Dynein are motor proteins that move cargo toward the (-) end of the microtubule, which is retrograde transport.
Ribozymes are designed to hybridize and catalyze sequence specific cleavage of RNA phosphodiester bondes due to secondary structures that they form. What form of RNA do they inhibit?
MATURE mRNA.
What type of symptoms does vitamin K deficiency produce in adults? What is it used for in newborns?
In older individuals, vitamin K deficiency can lead to easy bruising, gum bleeding, and an increased prothrombin time. Newborns are given vitamin K at birth because there are no well developed gut flora to synthesize the vit K and it is needed to prevent rare cerebral hemorrhage of the newborn, as vitamin K is part of the coagulation cascade.
When you hear about dermatitis, along with dementia and diarrhea, what vitamin deficiency should you think about?
You think about Pellagra, and Niacin deficiency.
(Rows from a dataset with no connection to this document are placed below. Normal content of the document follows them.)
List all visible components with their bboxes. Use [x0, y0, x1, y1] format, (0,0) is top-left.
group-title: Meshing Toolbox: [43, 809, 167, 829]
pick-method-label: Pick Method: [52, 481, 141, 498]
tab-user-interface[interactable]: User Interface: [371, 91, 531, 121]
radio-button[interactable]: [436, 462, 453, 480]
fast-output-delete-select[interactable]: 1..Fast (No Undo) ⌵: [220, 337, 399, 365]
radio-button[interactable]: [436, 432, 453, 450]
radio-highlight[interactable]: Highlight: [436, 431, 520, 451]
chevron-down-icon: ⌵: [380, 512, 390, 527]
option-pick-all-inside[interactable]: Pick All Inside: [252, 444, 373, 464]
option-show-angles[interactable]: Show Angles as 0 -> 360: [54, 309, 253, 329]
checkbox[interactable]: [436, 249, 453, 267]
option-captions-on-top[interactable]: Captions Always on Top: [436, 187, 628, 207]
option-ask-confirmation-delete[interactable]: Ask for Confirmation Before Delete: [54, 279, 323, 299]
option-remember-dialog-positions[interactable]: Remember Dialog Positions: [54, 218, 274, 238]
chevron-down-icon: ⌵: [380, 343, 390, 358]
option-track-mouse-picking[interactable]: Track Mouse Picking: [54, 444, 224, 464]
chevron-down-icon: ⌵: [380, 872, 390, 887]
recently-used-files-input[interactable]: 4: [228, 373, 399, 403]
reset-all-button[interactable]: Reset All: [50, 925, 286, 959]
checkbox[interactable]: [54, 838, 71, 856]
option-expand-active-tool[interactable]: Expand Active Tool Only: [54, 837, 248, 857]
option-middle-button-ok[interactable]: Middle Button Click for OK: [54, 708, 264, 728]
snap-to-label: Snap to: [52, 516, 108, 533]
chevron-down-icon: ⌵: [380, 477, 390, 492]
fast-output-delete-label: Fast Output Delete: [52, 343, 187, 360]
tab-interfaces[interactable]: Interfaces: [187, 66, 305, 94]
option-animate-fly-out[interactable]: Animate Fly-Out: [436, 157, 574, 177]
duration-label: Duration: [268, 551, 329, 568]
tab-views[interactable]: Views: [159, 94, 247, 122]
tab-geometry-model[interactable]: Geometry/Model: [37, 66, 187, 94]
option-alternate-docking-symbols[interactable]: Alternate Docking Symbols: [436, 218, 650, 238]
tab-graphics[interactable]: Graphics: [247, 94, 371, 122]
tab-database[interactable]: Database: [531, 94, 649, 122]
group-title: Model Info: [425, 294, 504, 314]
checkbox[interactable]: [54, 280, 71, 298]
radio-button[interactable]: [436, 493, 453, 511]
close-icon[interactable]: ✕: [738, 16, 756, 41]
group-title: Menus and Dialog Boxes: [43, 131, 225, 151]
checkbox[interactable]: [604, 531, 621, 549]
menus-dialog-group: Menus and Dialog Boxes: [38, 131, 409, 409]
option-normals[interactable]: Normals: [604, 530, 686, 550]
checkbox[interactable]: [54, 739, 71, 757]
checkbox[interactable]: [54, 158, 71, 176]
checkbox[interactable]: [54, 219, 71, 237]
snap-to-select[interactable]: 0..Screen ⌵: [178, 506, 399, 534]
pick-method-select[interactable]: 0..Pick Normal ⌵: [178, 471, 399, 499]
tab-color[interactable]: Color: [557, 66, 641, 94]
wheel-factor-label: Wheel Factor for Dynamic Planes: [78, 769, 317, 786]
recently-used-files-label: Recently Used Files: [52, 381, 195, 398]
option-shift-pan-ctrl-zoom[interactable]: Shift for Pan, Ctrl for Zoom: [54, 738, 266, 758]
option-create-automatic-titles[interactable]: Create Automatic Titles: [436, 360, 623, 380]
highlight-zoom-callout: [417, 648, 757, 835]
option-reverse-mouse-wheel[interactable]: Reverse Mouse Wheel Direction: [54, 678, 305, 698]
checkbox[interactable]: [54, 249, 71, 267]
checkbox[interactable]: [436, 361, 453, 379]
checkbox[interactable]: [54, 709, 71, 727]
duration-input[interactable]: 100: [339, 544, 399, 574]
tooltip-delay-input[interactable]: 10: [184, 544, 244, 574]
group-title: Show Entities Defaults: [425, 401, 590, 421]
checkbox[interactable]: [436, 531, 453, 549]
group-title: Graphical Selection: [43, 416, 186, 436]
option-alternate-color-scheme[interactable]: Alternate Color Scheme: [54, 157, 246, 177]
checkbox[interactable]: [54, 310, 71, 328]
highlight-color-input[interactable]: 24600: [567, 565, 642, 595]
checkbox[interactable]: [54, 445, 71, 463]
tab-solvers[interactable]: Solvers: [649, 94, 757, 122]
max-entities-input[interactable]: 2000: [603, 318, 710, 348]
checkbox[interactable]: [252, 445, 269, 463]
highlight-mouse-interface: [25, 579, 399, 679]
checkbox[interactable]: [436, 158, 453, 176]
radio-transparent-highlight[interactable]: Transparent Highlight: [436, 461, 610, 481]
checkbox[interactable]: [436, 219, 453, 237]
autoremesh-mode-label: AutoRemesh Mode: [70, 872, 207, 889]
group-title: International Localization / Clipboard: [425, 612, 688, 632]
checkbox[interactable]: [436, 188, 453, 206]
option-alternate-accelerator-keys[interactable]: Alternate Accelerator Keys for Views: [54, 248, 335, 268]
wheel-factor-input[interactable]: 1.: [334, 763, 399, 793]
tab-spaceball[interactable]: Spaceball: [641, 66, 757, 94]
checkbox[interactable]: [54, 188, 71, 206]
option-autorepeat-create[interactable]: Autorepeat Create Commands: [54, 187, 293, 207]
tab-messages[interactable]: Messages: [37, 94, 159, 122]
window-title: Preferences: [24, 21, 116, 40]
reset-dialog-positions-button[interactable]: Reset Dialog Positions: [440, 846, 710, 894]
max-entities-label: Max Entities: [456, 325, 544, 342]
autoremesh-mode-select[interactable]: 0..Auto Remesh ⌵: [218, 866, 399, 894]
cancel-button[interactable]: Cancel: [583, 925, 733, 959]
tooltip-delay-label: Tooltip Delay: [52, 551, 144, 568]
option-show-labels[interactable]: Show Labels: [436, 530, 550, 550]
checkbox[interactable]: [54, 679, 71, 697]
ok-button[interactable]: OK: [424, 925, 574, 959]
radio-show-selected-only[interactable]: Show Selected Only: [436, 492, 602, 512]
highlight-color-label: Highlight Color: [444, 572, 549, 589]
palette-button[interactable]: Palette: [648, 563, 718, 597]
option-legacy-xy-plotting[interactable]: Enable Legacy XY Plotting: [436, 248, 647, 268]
Allopecia is due to what vitamin deficiency?
Biotin.
Vitamin K is a necessary cofactor for gamma carboxylation of glutamates in certain clotting factors. What are these clotting factors that it is associated with?
Factors II, VII, IX, X and proteins C and S.
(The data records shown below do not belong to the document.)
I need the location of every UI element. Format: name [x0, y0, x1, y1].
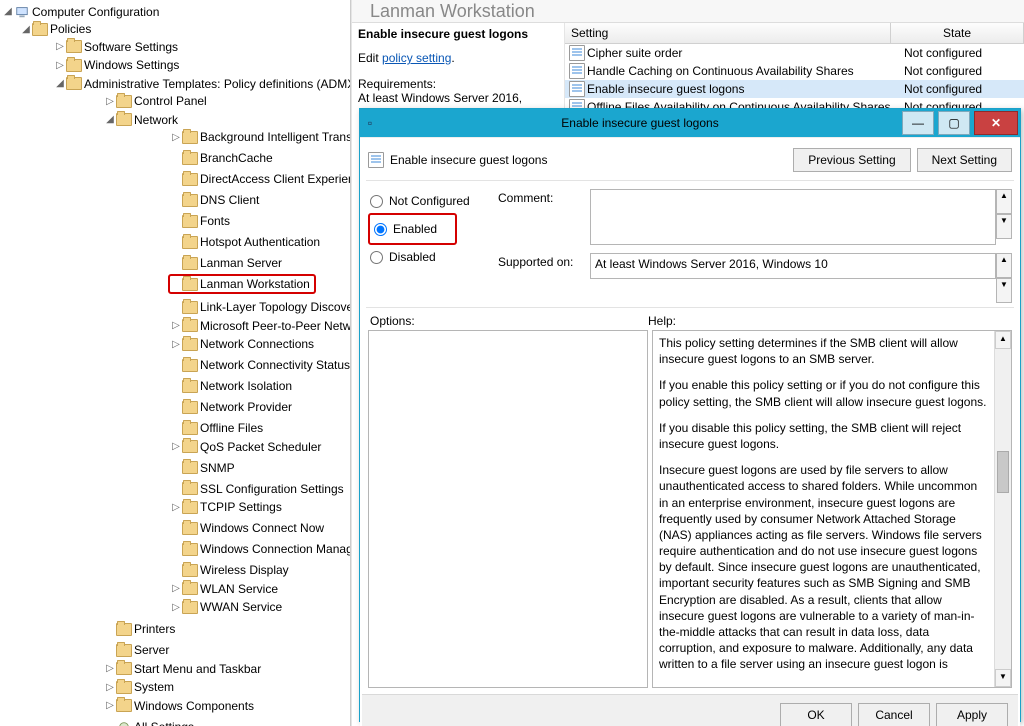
column-setting[interactable]: Setting [565, 23, 891, 43]
comment-spin-down[interactable]: ▼ [996, 214, 1012, 239]
tree-network-item[interactable]: Windows Connection Manager [170, 541, 351, 557]
requirements-text: At least Windows Server 2016, [358, 91, 558, 105]
tree-network-item[interactable]: ▷Network Connections [170, 336, 314, 352]
tree-policies[interactable]: ◢Policies [20, 21, 91, 37]
policy-icon [368, 152, 384, 168]
tree-label: Computer Configuration [32, 5, 159, 19]
help-paragraph: This policy setting determines if the SM… [659, 335, 988, 367]
tree-network-item[interactable]: Lanman Server [170, 255, 282, 271]
comment-field[interactable] [590, 189, 996, 245]
edit-policy-link[interactable]: policy setting [382, 51, 451, 65]
tree-network-item[interactable]: Network Isolation [170, 378, 292, 394]
dialog-title: Enable insecure guest logons [380, 116, 900, 130]
help-paragraph: If you disable this policy setting, the … [659, 420, 988, 452]
tree-network-item[interactable]: Windows Connect Now [170, 520, 324, 536]
page-heading: Lanman Workstation [352, 0, 1024, 23]
tree-server[interactable]: Server [104, 642, 169, 658]
help-panel: This policy setting determines if the SM… [652, 330, 1012, 688]
tree-network-item[interactable]: Network Provider [170, 399, 292, 415]
scroll-thumb[interactable] [997, 451, 1009, 493]
supported-label: Supported on: [498, 253, 590, 269]
previous-setting-button[interactable]: Previous Setting [793, 148, 910, 172]
tree-network[interactable]: ◢Network [104, 112, 178, 128]
maximize-button[interactable]: ▢ [938, 111, 970, 135]
minimize-button[interactable]: — [902, 111, 934, 135]
help-label: Help: [648, 314, 676, 328]
setting-icon [569, 63, 585, 79]
tree-network-item[interactable]: Offline Files [170, 420, 263, 436]
tree-printers[interactable]: Printers [104, 621, 175, 637]
tree-network-item[interactable]: Network Connectivity Status Indicator [170, 357, 351, 373]
tree-admin-templates[interactable]: ◢Administrative Templates: Policy defini… [54, 76, 351, 92]
comment-spin-up[interactable]: ▲ [996, 189, 1012, 214]
supported-spin-down[interactable]: ▼ [996, 278, 1012, 303]
tree-network-item[interactable]: ▷TCPIP Settings [170, 499, 282, 515]
options-label: Options: [370, 314, 648, 328]
tree-all-settings[interactable]: All Settings [104, 719, 194, 726]
setting-icon [569, 81, 585, 97]
column-state[interactable]: State [891, 23, 1024, 43]
navigation-tree[interactable]: ◢ Computer Configuration ◢Policies ▷Soft… [0, 0, 351, 726]
tree-start-menu[interactable]: ▷Start Menu and Taskbar [104, 661, 261, 677]
options-panel [368, 330, 648, 688]
tree-computer-configuration[interactable]: ◢ Computer Configuration [2, 4, 159, 20]
dialog-heading: Enable insecure guest logons [390, 153, 547, 167]
tree-network-item[interactable]: DNS Client [170, 192, 259, 208]
tree-network-item[interactable]: Lanman Workstation [168, 274, 316, 294]
setting-icon [569, 45, 585, 61]
tree-system[interactable]: ▷System [104, 679, 174, 695]
apply-button[interactable]: Apply [936, 703, 1008, 726]
ok-button[interactable]: OK [780, 703, 852, 726]
tree-network-item[interactable]: BranchCache [170, 150, 273, 166]
scroll-up-icon[interactable]: ▲ [995, 331, 1011, 349]
table-row[interactable]: Handle Caching on Continuous Availabilit… [565, 62, 1024, 80]
tree-software-settings[interactable]: ▷Software Settings [54, 39, 178, 55]
tree-network-item[interactable]: Wireless Display [170, 562, 289, 578]
radio-not-configured[interactable]: Not Configured [368, 189, 498, 213]
computer-icon [14, 5, 30, 19]
tree-network-item[interactable]: ▷WWAN Service [170, 599, 282, 615]
policy-dialog: ▫ Enable insecure guest logons — ▢ ✕ Ena… [359, 108, 1021, 722]
tree-network-item[interactable]: SSL Configuration Settings [170, 481, 344, 497]
tree-network-item[interactable]: Link-Layer Topology Discovery [170, 299, 351, 315]
tree-network-item[interactable]: ▷Background Intelligent Transfer Service… [170, 129, 351, 145]
next-setting-button[interactable]: Next Setting [917, 148, 1012, 172]
tree-windows-settings[interactable]: ▷Windows Settings [54, 57, 179, 73]
supported-spin-up[interactable]: ▲ [996, 253, 1012, 278]
tree-network-item[interactable]: Fonts [170, 213, 230, 229]
settings-icon [116, 720, 132, 726]
comment-label: Comment: [498, 189, 590, 205]
tree-network-item[interactable]: ▷Microsoft Peer-to-Peer Networking Servi… [170, 318, 351, 334]
help-paragraph: Insecure guest logons are used by file s… [659, 462, 988, 672]
tree-control-panel[interactable]: ▷Control Panel [104, 93, 207, 109]
table-row[interactable]: Cipher suite orderNot configured [565, 44, 1024, 62]
help-paragraph: If you enable this policy setting or if … [659, 377, 988, 409]
tree-network-item[interactable]: SNMP [170, 460, 235, 476]
table-row[interactable]: Enable insecure guest logonsNot configur… [565, 80, 1024, 98]
help-scrollbar[interactable]: ▲ ▼ [994, 331, 1011, 687]
radio-enabled[interactable]: Enabled [372, 217, 437, 241]
tree-network-item[interactable]: ▷QoS Packet Scheduler [170, 439, 321, 455]
radio-disabled[interactable]: Disabled [368, 245, 498, 269]
tree-network-item[interactable]: ▷WLAN Service [170, 581, 278, 597]
dialog-titlebar[interactable]: ▫ Enable insecure guest logons — ▢ ✕ [360, 109, 1020, 137]
dialog-icon: ▫ [360, 116, 380, 130]
scroll-down-icon[interactable]: ▼ [995, 669, 1011, 687]
supported-field: At least Windows Server 2016, Windows 10 [590, 253, 996, 279]
selected-policy-title: Enable insecure guest logons [358, 27, 528, 41]
cancel-button[interactable]: Cancel [858, 703, 930, 726]
tree-network-item[interactable]: Hotspot Authentication [170, 234, 320, 250]
close-button[interactable]: ✕ [974, 111, 1018, 135]
requirements-label: Requirements: [358, 77, 558, 91]
tree-windows-components[interactable]: ▷Windows Components [104, 698, 254, 714]
tree-network-item[interactable]: DirectAccess Client Experience Settings [170, 171, 351, 187]
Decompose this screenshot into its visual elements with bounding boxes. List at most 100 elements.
Where is lipoprotein lipase found and what does it do?
Lipoprotein lipase is located on endothelial cells, and is responsible for releasing triglycerides from the chylomicron core by hydrolyzing them to more easily absorbed fatty acids.
What is the mode of inheritance of Glucose-6-phosphate dehydrogenase deficiency? What pathway is most affected by this disorder?
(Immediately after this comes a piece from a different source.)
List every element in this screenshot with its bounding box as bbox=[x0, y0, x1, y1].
G6PD is an X-linked recessive disorder that affects the Pentose Phosphate Pathway.
Uric acid kidney stones are associated with Gout, which is classified as what type of disease?
An inborn error of purine metabolism.
Cholesterol gall stones are associated with what diseases?
Diabetes Mellitus, obesity, pregnancy, birth control pills, and celiac disease.
Struvite kidney stones are associated with what type of infection?
Struvite stones are associated with infection by urea-splitting organisms such as Proteus.
Describe the range of symptoms associated with Lead poisoning.
Anorexia, apathy, aggressiveness, poor coordination, abdominal pain, constipation/diarreha, lead lines on gingiva and on epiphyses of long bones on X-ray, and wrist and foot drops.
What are some of the inhibited enzymes and pathologies associated with Lead poisoning?
Inhibition of Aminolevulinate (ALA) dehydratase and ferrochelatase occur in Lead poisoning and can result in microcytic, hypochromic anemia due to impaired heme synthesis. Inhibition of 5' nucleotidase produces basophilic stippling in erythrocytes due to retained RNA.